Im März dieses Jahres ist der Komponist und Dirigent Peter Eötvös im Alter von 80 Jahren gestorben. Mit der deutschen Erstaufführung seines Klavierkonzertes Cziffra Psodia ehren die Berliner Philharmoniker einen leidenschaftlichen Musiker, der dem Orchester über Jahrzehnte hinweg verbunden war.

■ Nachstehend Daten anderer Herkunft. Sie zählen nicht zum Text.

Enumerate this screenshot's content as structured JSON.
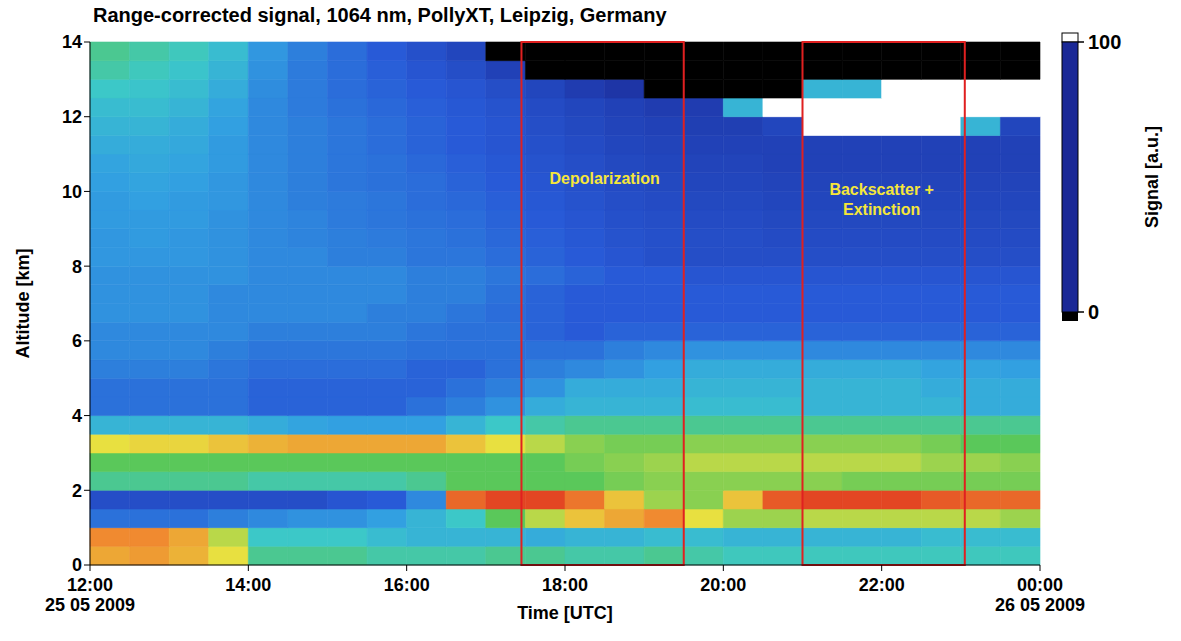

»Man wird durch jede Form von Kultur geprägt. Und ich wäre glücklich, wenn ich am Ende meines Lebens das Gefühl hätte, die Welt durch mich hindurchgelassen zu haben und dass etwas hängen geblieben ist in mir wie in einem Sieb.« Hängen geblieben ist sicher eine ganze Menge: Peter Eötvös, in Transsilvanien geboren und in Ungarn aufgewachsen, in Deutschland zum Dirigenten ausgebildet und schließlich in aller Welt in den Konzertsälen zu Hause, war ein musikalischer Weltbürger par excellence. Viele verschiedene Kulturen haben seine musikalische Identität geprägt und ihm ist es gelungen, all diese unterschiedlichen Einflüsse zu einem unverwechselbaren Personalstil zu amalgamieren. Gegen Ende seines Lebens war das Sieb gut gefüllt. Dieser Erfahrungsschatz machte ihn zu einem der meistgespielten Opernkomponisten unserer Zeit.

Musikalische Reisen

Offenheit, Experimentierlust und ein untrügliches Gespür für die unterschiedlichsten musikalischen Ausdrucksbereiche – das waren vielleicht die wichtigsten Bausteine der künstlerischen Erfolgsgeschichte des Peter Eötvös. Seine bildhafte, ja oft geradezu sprechende Musik ist nicht nur für die Spezialisten der Avantgarde, sondern auch für das Publikum der großen Konzertsäle und Opernhäuser verständlich. Und vom Publikum verstanden zu werden, das war für den ungarischen Komponisten und Dirigenten eine entscheidende Motivation seines Schaffens. »Meine Musik erzählt immer etwas, es gibt immer eine Geschichte. Die sogenannte absolute Musik ist nicht mein Fall«, erklärte er. »Für mich ist es sehr wichtig, dass schon der erste Ton eine Einladung an das Publikum ist. Ich möchte die Menschen mitnehmen: Sie sollen nicht bloß zuhören, sondern teilnehmen.«

Als Sohn einer Pianistin und Musikpädagogin war Eötvös von Kindesbeinen an von Musik umgeben. »Schon mit vier Jahren habe ich angefangen zu komponieren, einfach so. Noten und Buchstaben schreiben, Klavier spielen, das gehörte einfach zu meinem Leben«, erinnerte er sich später. Trotzdem hätte er vermutlich am liebsten eine Karriere als Kosmonaut eingeschlagen, denn kein Ereignis prägte den 17-Jährigen so stark wie Juri Gagarins erster Weltraumflug 1961. Doch da war er längst, übrigens einer der jüngsten, Schüler in der Kompositionsklasse von Zoltán Kodály an der Musikakademie in Budapest. Aber der Weltraum ließ ihn nicht los. Und so eröffnet das Klavierstück Kosmos seinen Werkkatalog. »Es wird heute immer noch gespielt und scheint gar nicht schlecht zu sein«, erklärte er später schmunzelnd und auch ein wenig stolz.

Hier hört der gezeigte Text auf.